Masts to be axed from explosive-filled shipwreck in safety bid
- Published
Hidden below the Thames is one of London's most unlikely tourist destinations.
We've travelled about 30 minutes, along with a handful of day trippers from Southend, into the Thames Estuary.
Slowly, a set of masts sticking out from the grey waves come into view. This is the SS Richard Montgomery, beached on a sandbank in 1944.
The problem is that the wreck holds 1,400 tonnes of explosives - which could detonate.
The ship is decaying and if the cargo explodes, a huge tidal wave could blast towards the Kent and Essex shorelines and onwards towards the capital.
Richard Bain is from Jetstream Tours, which is seeing an increased interest in trips to see the masts of the SS Richard Montgomery.
"We get a lot of people interested in the Montgomery purely because it's a relic of the world wars," he said. "This year is the last year we are going to be able see those masts."
The wreck is monitored and there is an exclusion zone around it but it is not far from the main shipping lanes into the capital.
It is also not far from the site of the proposed Thames Estuary Airport, which was lauded by the then-mayor and now prime minister Boris Johnson.
The Department for Transport wants to trim the masts as it is feared they could fall on to the boat below and cause a detonation. Businesses have been told the masts will go in June.
Mr Bain said he understood why it was necessary because the "wind and waves eventually collapse" everything in the rover, but it was "a shame to see them go".
"To avoid a potentially catastrophic explosion, if it ever did come to that, I think taking the masts off is one of the best things the government has done this year," he added.
Professor David Alexander, from University College London, is an expert in risk and disaster reduction and has studied the SS Richard Montgomery in detail.
"Here you have got the remains of a ship broken into two," he said. "A top event is all of that goes up and there's an almighty blast... and a huge column of water and debris and stuff.
"And we still have analogues of that from around the world where that has happened in the past so it's not a totally unforeseen event. "
The risk to nearby infrastructure could be on the scale of "a minor tsunami" in the worst case scenario, he said.
A Department for Transport spokesperson said monitoring suggested the wreck was in a "relatively stable condition" and expert surveys were under way on reducing the height of the masts.

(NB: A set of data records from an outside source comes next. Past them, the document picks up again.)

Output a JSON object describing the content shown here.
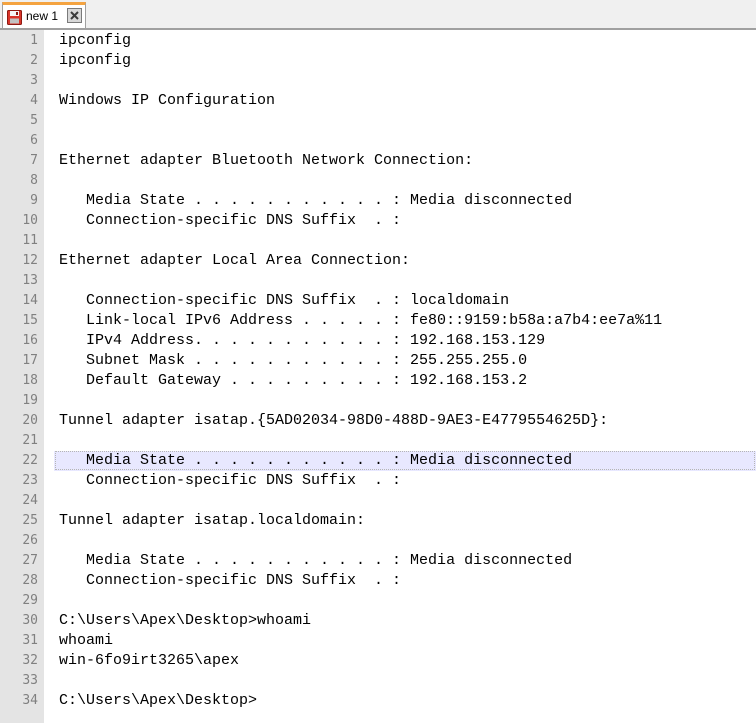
{
  "tab": {
    "label": "new 1",
    "icon": "save-disk-icon",
    "close_icon": "close-icon",
    "accent_color": "#f4a340"
  },
  "editor": {
    "current_line": 22,
    "lines": [
      "ipconfig",
      "ipconfig",
      "",
      "Windows IP Configuration",
      "",
      "",
      "Ethernet adapter Bluetooth Network Connection:",
      "",
      "   Media State . . . . . . . . . . . : Media disconnected",
      "   Connection-specific DNS Suffix  . :",
      "",
      "Ethernet adapter Local Area Connection:",
      "",
      "   Connection-specific DNS Suffix  . : localdomain",
      "   Link-local IPv6 Address . . . . . : fe80::9159:b58a:a7b4:ee7a%11",
      "   IPv4 Address. . . . . . . . . . . : 192.168.153.129",
      "   Subnet Mask . . . . . . . . . . . : 255.255.255.0",
      "   Default Gateway . . . . . . . . . : 192.168.153.2",
      "",
      "Tunnel adapter isatap.{5AD02034-98D0-488D-9AE3-E4779554625D}:",
      "",
      "   Media State . . . . . . . . . . . : Media disconnected",
      "   Connection-specific DNS Suffix  . :",
      "",
      "Tunnel adapter isatap.localdomain:",
      "",
      "   Media State . . . . . . . . . . . : Media disconnected",
      "   Connection-specific DNS Suffix  . :",
      "",
      "C:\\Users\\Apex\\Desktop>whoami",
      "whoami",
      "win-6fo9irt3265\\apex",
      "",
      "C:\\Users\\Apex\\Desktop>"
    ]
  }
}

But Professor Alexander thinks it is time the authorities removed the explosives, although he admitted the work would not be cheap, not least because "there's only one company in the world that could do that" and would "probably need robots".
He said: "You'd certainly need enormous care because the structure of the ship is disintegrating at an accelerated rate.
"I think over the last 77 years the government has thought to itself 'well, the longer we leave it, the safer it gets'.
"It appears if you talk to experts in explosives, that is the opposite of the truth."